Candace se embarcó en una descripción de las proezas académicas de Jamison, y el Señor Encantador le dio todas las respuestas correctas. Kate miraba con orgullo a sus hijos.
– Tanto Doug como Adam habían aprendido a leer a los cuatro años. No palabras sueltas, sino párrafos enteros. Me temo que a Annabelle le costó un poquito más. No es que fuera lenta, no lo era en absoluto, pero le costaba estarse quieta.
Le seguía costando.
– Un pequeño desorden de déficit de atención no es necesariamente algo malo -dijo Annabelle, sintiéndose obligada a terciar-. Al menos, te proporciona un amplio abanico de intereses.
Todos se la quedaron mirando, incluso Heath.
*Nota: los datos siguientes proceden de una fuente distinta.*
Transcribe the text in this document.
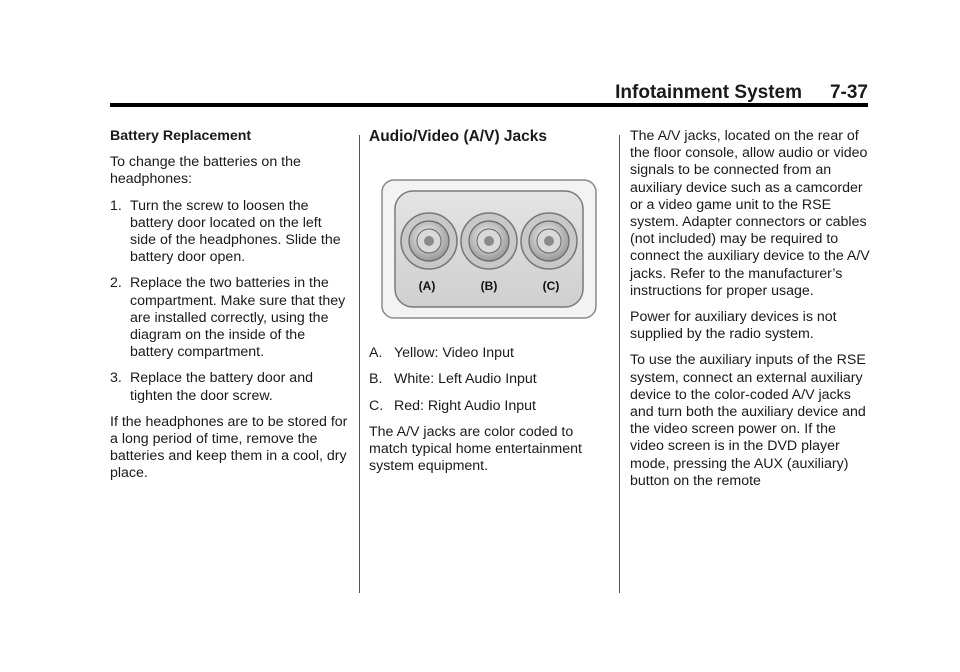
Infotainment System 7-37

Battery Replacement

To change the batteries on the headphones:

1. Turn the screw to loosen the battery door located on the left side of the headphones. Slide the battery door open.
2. Replace the two batteries in the compartment. Make sure that they are installed correctly, using the diagram on the inside of the battery compartment.
3. Replace the battery door and tighten the door screw.

If the headphones are to be stored for a long period of time, remove the batteries and keep them in a cool, dry place.

Audio/Video (A/V) Jacks

(A)	(B)	(C)
A. Yellow: Video Input
B. White: Left Audio Input
C. Red: Right Audio Input

The A/V jacks are color coded to match typical home entertainment system equipment.

The A/V jacks, located on the rear of the floor console, allow audio or video signals to be connected from an auxiliary device such as a camcorder or a video game unit to the RSE system. Adapter connectors or cables (not included) may be required to connect the auxiliary device to the A/V jacks. Refer to the manufacturer’s instructions for proper usage.

Power for auxiliary devices is not supplied by the radio system.

To use the auxiliary inputs of the RSE system, connect an external auxiliary device to the color-coded A/V jacks and turn both the auxiliary device and the video screen power on. If the video screen is in the DVD player mode, pressing the AUX (auxiliary) button on the remote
Cuadraba. En menos de media hora, había desertado de la mesa de los perdedores y se había hecho con una plaza fija entre los chicos modélicos.
La agonía se prolongó con la llegada de los aperitivos; se sentaron en torno a la mesa, dispuesta con un mantel de lino blanco, rosas rojas y candelabros de plata.
– Así que ¿cuándo vas a venir a ver el ala nueva de cardiología, Patatita? -Adam se había sentado a su lado, y enfrente de su novia-. Qué risa, Lucille. La última vez que Annabelle vino de visita, alguien se había dejado un cubo de fregar en la recepción. Annabelle iba hablando, como de costumbre, y no lo vio. ¡Pataplaf!
Se echaron todos a reír, como si no hubieran oído aquella historia una docena de veces por lo menos.
– ¿Os acordáis de aquella fiesta que hicimos antes de empezar nuestro último año de instituto? -Doug se tronchaba de risa-. Mezclamos los culos de todos los vasos y desafiamos a Patatita a que se bebiera aquel maldito brebaje. Dios, creí que no iba a acabar de vomitar nunca.
– Sí, oye, qué bonitos recuerdos, sí señor. -Annabelle apuró su copa de vino.
Por fortuna, estaban más interesados en acribillar a Heath a preguntas que en torturarla a ella. Doug quiso saber si había pensado en abrir una oficina en Los Ángeles. Adam le preguntó si había admitido a algún socio. Su padre le preguntó por su nivel al golf. Todos estuvieron de acuerdo en que el trabajo duro, unos objetivos bien definidos y un buen backswing eran las claves del éxito. Para cuando atacaron los entrantes, Annabelle pudo ver que Heath se había enamorado de su familia tanto como su familia de él.
Kate, no obstante, no había satisfecho aún su curiosidad sobre por qué se había presentado en calidad de acompañante.
– Cuéntanos cómo va tu búsqueda de esposa. Tengo entendido que estás trabajando con dos casamenteras.
Annabelle decidió destapar el asunto de una vez.
– Una casamentera. Yo le he despedido.
Sus hermanos se rieron, pero Kate le dirigió una mirada severa por encima de su panecillo.
– Annabelle, tienes un sentido del humor de lo más extraño.
– No estaba bromeando -dijo ella-. Era imposible trabajar con Heath.
Un silencio sepulcral cayó sobre la mesa. Heath se encogió de hombros y dejó su tenedor.
– Parece que me costaba bastante cumplir con la parte que me tocaba, y Annabelle no tolera muchas tonterías cuando de trabajo se trata.